このたびヨベルさんから出版された『焚き火を囲んで聴く 神の物語・対話篇』が手元に届きました。
この本はもともと『舟の右側』誌に大頭眞一先生が連載された12回の記事に、12人の「焚き火仲間」が応答すると言うかたちで編まれたものです(ネット上に本書のリンク集もあります)。届いたばかりの本をぱらぱらと見ていますが、キリストのからだの多様性と一致がユーモアを交えながら見事に体現されており、まさに「焚き火を囲んだ対話」というイメージがぴったりだと思いました。他に類を見ない本だと思います。
さて、本書では私も焚き火仲間に加えていただき、大頭先生(本書では「先輩」と呼ぶことになっているようですが・・・)の第5回連載「焚き火のまわりで雪合戦」への応答として、「愛なる神が与えてくださる冒険――オープン神論」という一章を書かせていただきました。
オープン神論についてはこのブログでも「オープン神論とは何か」という連載をしたことがあります(最終回に各回へのリンクがあります)し、その後も折に触れて書いていますが、書籍の形でまとまった文章を出版するのは初めてです。
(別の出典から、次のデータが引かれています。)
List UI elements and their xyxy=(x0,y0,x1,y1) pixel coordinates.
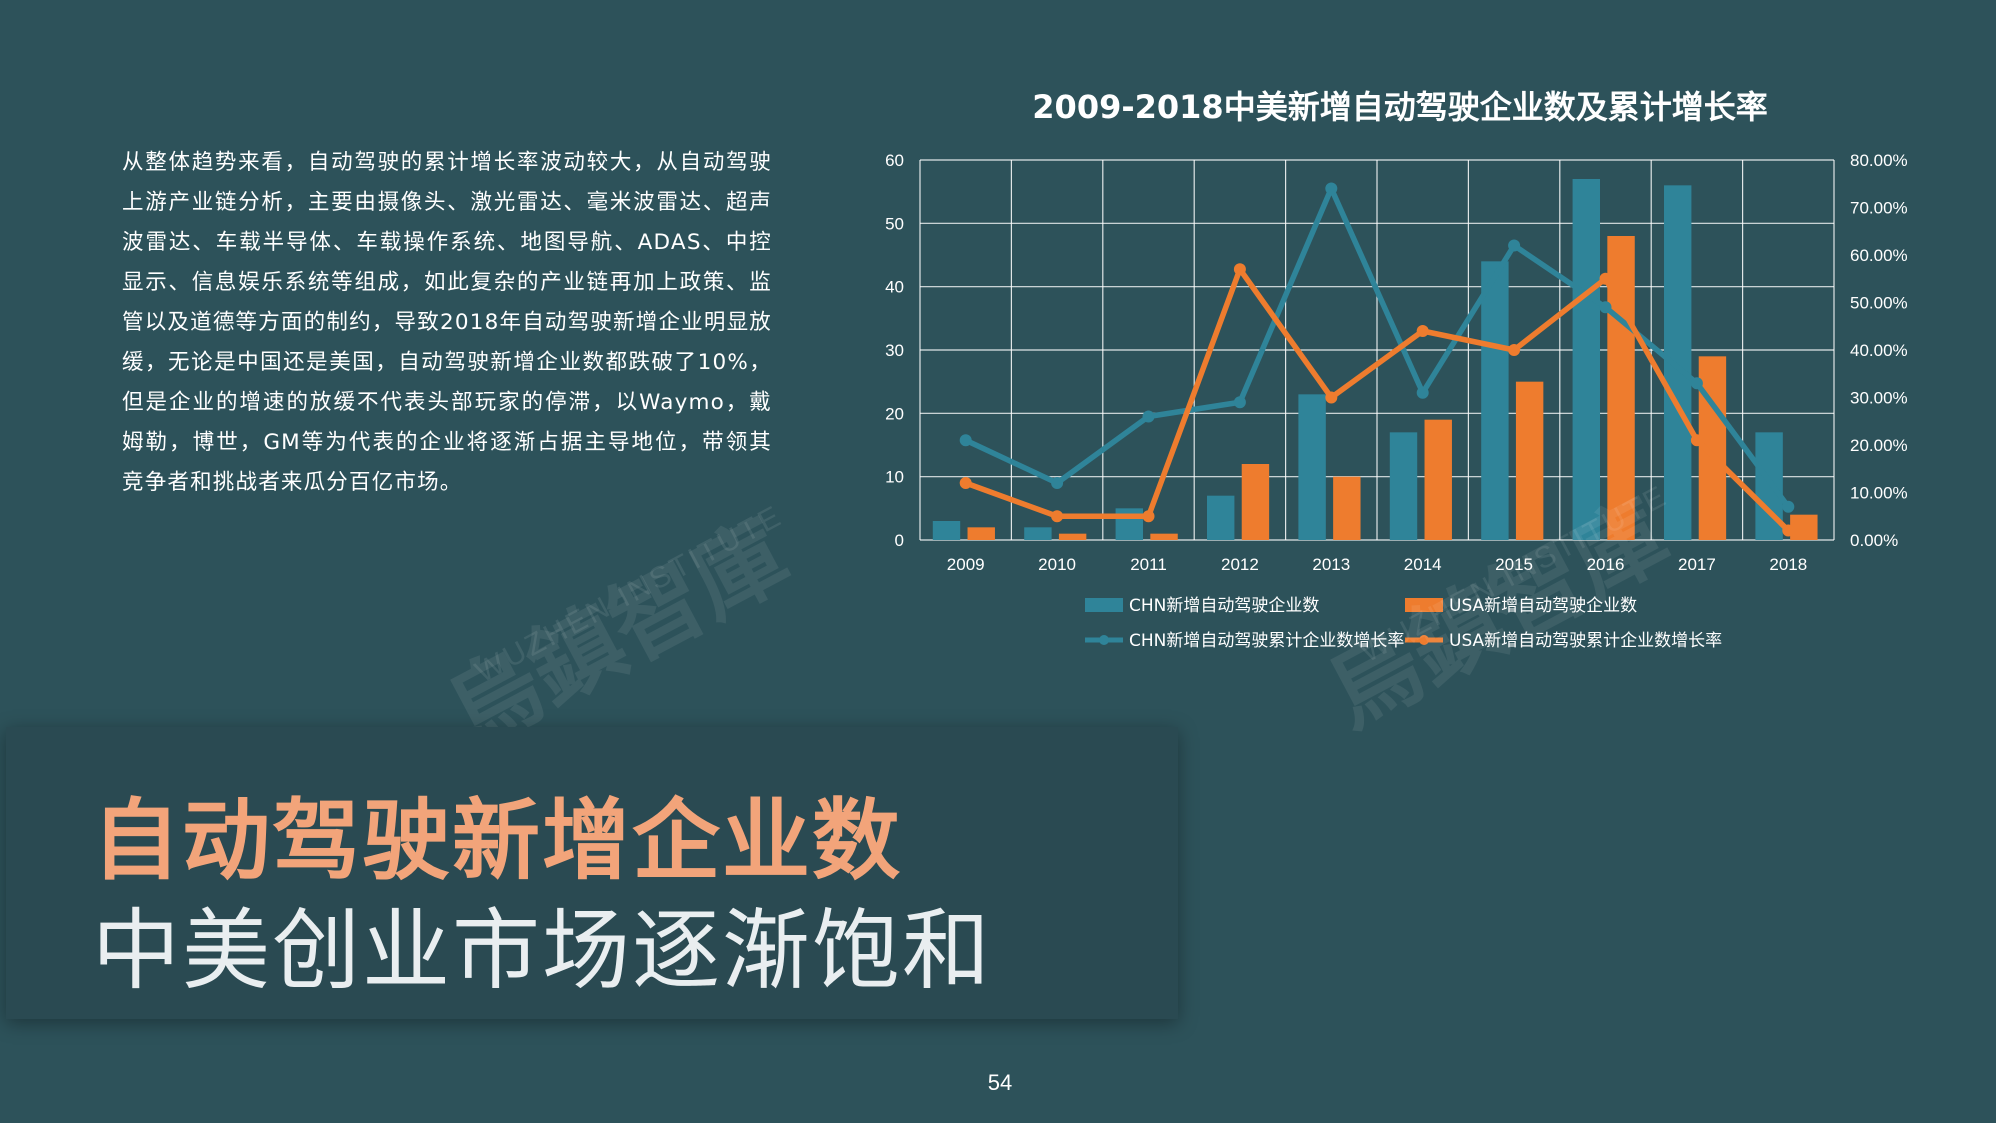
bar-chn xyxy=(1298,394,1326,540)
y-right-tick-label: 70.00% xyxy=(1850,199,1908,218)
y-left-tick-label: 60 xyxy=(885,151,904,170)
chn-rate-point xyxy=(1599,301,1612,314)
usa-rate-point xyxy=(1508,344,1521,356)
chn-rate-point xyxy=(1508,239,1521,252)
usa-rate-point xyxy=(959,477,972,489)
x-tick-label: 2018 xyxy=(1769,555,1807,574)
y-right-tick-label: 20.00% xyxy=(1850,436,1908,455)
chn-rate-line xyxy=(964,185,1791,509)
usa-rate-point xyxy=(1599,272,1612,285)
x-tick-label: 2010 xyxy=(1038,555,1076,574)
x-tick-label: 2015 xyxy=(1495,555,1533,574)
x-tick-label: 2013 xyxy=(1312,555,1350,574)
legend-chn-line-label: CHN新增自动驾驶累计企业数增长率 xyxy=(1129,631,1404,651)
legend-usa-line-label: USA新增自动驾驶累计企业数增长率 xyxy=(1449,631,1722,651)
bar-usa xyxy=(1515,381,1544,540)
chn-rate-point xyxy=(1142,410,1155,423)
x-tick-label: 2012 xyxy=(1221,555,1259,574)
legend-usa-bar-swatch xyxy=(1405,598,1443,612)
y-left-tick-label: 50 xyxy=(885,214,904,233)
y-right-tick-label: 10.00% xyxy=(1850,484,1908,503)
bar-usa xyxy=(1333,476,1361,540)
y-right-tick-label: 40.00% xyxy=(1850,341,1908,360)
usa-rate-point xyxy=(1142,510,1155,523)
chn-rate-point xyxy=(1782,500,1795,513)
usa-rate-point xyxy=(1782,524,1795,537)
legend-chn-line-marker xyxy=(1099,635,1109,645)
legend-chn-bar-swatch xyxy=(1085,598,1123,612)
y-left-tick-label: 10 xyxy=(885,468,904,487)
combo-chart: 0 10 20 30 40 50 60 0.00% 10.00% 20.00% 30.00% 40.0… xyxy=(885,151,1908,651)
x-tick-label: 2014 xyxy=(1404,555,1442,574)
bar-chn xyxy=(1024,527,1052,540)
bar-chn xyxy=(1115,508,1144,540)
y-left-tick-label: 20 xyxy=(885,404,904,423)
chn-rate-point xyxy=(1233,396,1246,409)
usa-rate-point xyxy=(1690,434,1703,447)
bar-chn xyxy=(1389,432,1418,540)
bar-usa xyxy=(1058,533,1087,540)
y-right-tick-label: 50.00% xyxy=(1850,294,1908,313)
chart-title: 2009-2018中美新增自动驾驶企业数及累计增长率 xyxy=(1032,88,1768,126)
chn-rate-point xyxy=(1690,377,1703,390)
y-right-tick-label: 30.00% xyxy=(1850,389,1908,408)
usa-rate-point xyxy=(1416,325,1429,337)
bar-chn xyxy=(1481,261,1509,540)
description-paragraph: 从整体趋势来看，自动驾驶的累计增长率波动较大，从自动驾驶上游产业链分析，主要由摄… xyxy=(122,150,772,495)
bar-chn xyxy=(1572,179,1601,540)
headline-panel xyxy=(6,727,1178,1019)
bar-usa xyxy=(1150,533,1178,540)
headline-title: 自动驾驶新增企业数 xyxy=(92,789,903,892)
y-left-tick-label: 0 xyxy=(895,531,904,550)
page-number: 54 xyxy=(987,1070,1013,1095)
x-tick-label: 2011 xyxy=(1130,555,1167,574)
legend-chn-bar-label: CHN新增自动驾驶企业数 xyxy=(1129,596,1319,616)
y-left-tick-label: 40 xyxy=(885,278,904,297)
chn-rate-point xyxy=(959,434,972,447)
usa-rate-point xyxy=(1325,391,1338,404)
legend-usa-bar-label: USA新增自动驾驶企业数 xyxy=(1449,596,1637,616)
bar-chn xyxy=(932,521,961,540)
chn-rate-point xyxy=(1051,477,1064,489)
chn-rate-point xyxy=(1416,386,1429,399)
y-right-tick-label: 80.00% xyxy=(1850,151,1908,170)
bar-usa xyxy=(1424,419,1452,540)
usa-rate-point xyxy=(1233,263,1246,276)
bar-chn xyxy=(1206,495,1235,540)
y-left-tick-label: 30 xyxy=(885,341,904,360)
x-tick-label: 2017 xyxy=(1678,555,1716,574)
bar-usa xyxy=(1790,514,1818,540)
chn-rate-point xyxy=(1325,182,1338,195)
usa-rate-line xyxy=(964,266,1791,533)
headline-subtitle: 中美创业市场逐渐饱和 xyxy=(92,899,993,1002)
usa-rate-point xyxy=(1051,510,1064,523)
y-right-tick-label: 60.00% xyxy=(1850,246,1908,265)
x-tick-label: 2016 xyxy=(1587,555,1625,574)
bar-usa xyxy=(1241,464,1270,540)
legend-usa-line-marker xyxy=(1419,635,1429,645)
y-right-tick-label: 0.00% xyxy=(1850,531,1898,550)
bar-usa xyxy=(967,527,995,540)
x-tick-label: 2009 xyxy=(947,555,985,574)
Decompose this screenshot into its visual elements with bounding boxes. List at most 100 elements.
ということで、この言葉を聞いたこともない方々のために、なるべくわかりやすくオープン神論の概要を説明することを試みました。
いくつか鍵となる内容を列挙します:
- オープン神論の考え方がもっともよく理解できるのは、聖書を物語(ナラティヴ)として読む時である。
- 人間は真の意味での自由意志を与えられており、神はそんな私たちとダイナミックでインタラクティヴな関係を持ってくださる。被造物に自由意志を与えられたのは、神ご自身の自由で主権的な決断による。
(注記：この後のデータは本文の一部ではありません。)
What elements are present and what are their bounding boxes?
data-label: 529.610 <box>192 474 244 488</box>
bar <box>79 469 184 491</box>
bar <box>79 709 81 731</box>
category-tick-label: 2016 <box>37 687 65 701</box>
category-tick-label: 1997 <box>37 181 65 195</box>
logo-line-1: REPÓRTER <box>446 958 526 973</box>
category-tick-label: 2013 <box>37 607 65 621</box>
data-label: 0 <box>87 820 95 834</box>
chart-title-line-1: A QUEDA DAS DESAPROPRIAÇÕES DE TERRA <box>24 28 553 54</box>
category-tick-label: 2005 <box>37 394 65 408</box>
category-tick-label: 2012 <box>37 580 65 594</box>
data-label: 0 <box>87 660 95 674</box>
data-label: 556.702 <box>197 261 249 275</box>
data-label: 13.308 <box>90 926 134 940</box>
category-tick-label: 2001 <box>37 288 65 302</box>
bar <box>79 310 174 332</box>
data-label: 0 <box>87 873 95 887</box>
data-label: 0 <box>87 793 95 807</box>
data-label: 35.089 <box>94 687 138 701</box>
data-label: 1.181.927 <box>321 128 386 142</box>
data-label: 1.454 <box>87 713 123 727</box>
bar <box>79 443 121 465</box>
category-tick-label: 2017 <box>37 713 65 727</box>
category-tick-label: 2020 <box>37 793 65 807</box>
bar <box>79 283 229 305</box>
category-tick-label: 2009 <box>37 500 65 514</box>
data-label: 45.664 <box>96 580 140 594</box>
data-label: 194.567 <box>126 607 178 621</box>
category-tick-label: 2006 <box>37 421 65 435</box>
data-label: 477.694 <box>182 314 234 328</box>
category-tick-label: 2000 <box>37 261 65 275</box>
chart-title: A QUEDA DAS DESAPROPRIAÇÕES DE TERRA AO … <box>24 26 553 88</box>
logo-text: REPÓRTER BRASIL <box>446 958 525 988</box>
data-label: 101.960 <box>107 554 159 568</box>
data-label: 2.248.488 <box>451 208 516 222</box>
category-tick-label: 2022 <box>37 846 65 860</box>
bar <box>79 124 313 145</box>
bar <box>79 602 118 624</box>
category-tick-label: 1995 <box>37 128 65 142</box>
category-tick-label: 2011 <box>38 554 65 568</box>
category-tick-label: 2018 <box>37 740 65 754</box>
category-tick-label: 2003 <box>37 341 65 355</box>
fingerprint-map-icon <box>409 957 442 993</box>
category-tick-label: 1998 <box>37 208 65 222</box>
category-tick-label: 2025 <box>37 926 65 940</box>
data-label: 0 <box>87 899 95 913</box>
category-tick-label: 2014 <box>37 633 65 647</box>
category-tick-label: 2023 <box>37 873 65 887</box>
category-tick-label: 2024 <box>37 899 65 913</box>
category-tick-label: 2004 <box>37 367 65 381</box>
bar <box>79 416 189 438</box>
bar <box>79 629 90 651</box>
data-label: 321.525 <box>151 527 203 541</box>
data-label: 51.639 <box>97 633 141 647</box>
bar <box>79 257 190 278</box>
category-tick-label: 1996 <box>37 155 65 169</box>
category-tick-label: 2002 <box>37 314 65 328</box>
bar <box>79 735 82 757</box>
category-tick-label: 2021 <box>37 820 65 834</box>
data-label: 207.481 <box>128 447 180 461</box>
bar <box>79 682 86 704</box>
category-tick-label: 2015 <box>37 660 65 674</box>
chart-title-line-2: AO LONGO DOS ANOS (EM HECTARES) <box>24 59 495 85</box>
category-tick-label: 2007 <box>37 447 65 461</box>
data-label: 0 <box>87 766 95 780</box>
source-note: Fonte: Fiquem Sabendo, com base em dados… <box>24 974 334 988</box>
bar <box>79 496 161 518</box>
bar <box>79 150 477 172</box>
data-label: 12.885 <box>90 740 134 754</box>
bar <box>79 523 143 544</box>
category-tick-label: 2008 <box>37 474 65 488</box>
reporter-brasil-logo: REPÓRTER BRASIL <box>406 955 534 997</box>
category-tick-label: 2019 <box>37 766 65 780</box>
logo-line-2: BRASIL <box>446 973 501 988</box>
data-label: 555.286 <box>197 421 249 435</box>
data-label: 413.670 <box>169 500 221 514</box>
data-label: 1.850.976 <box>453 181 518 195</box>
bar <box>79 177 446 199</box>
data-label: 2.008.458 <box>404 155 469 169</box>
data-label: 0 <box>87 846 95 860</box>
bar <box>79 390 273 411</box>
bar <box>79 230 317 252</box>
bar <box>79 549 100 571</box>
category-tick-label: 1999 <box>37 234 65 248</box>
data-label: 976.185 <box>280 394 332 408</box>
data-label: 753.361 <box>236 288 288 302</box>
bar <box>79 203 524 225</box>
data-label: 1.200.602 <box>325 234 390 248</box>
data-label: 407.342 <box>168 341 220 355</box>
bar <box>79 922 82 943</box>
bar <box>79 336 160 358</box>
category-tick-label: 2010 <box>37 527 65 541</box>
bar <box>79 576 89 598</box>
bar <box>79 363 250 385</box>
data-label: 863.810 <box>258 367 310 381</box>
- 未来は部分的に開かれている(オープンである)。つまり、未来は部分的に可能性として存在しており、そのようなものとして神に知られている。オープン神論は神の全知性を否定しない。
- 歴史は最初からすべてがプログラムされた自動機械のようなものではなく、生身の役者が演じていく現在進行中の生きたドラマである。
- オープン神論の核心は、「神は愛である」という、聖書的な神理解にある。
- この世に悪が存在するのは、愛が可能な世界を創造するために神が冒されたリスクである。
- オープン神論は神の全能性も否定しない。「力」「支配」「王権」といった、聖書に頻出する概念について、その真の意味を聖書から考え直していく必要がある。神の国の支配は、上からの強制によるコントロールではなく、謙遜に仕える愛を通して表される。
さらに詳しい内容については、一緒に収められた楽しい対話の数々とともに本書を読んでいただきたいと思いますが、本章の最後の部分を引用して終わります。
「焚き火のまわりで雪合戦」でも引用されている、「アスランのくだされた冒険にとびこむ」ということばは、私がナルニア国物語で最も好きな台詞の一つです。聖書が証しする全知全能の神は、何よりも愛なるお方であり、私たち一人ひとりを自由な存在として創造してくださいました。未来は部分的に開かれており、人生はリスクもあるけれども、本物の愛の関係が生まれる可能性に満ちた「冒険」です。その大いなる冒険にとびこむよう、神は私たちを招いてくださっているのです。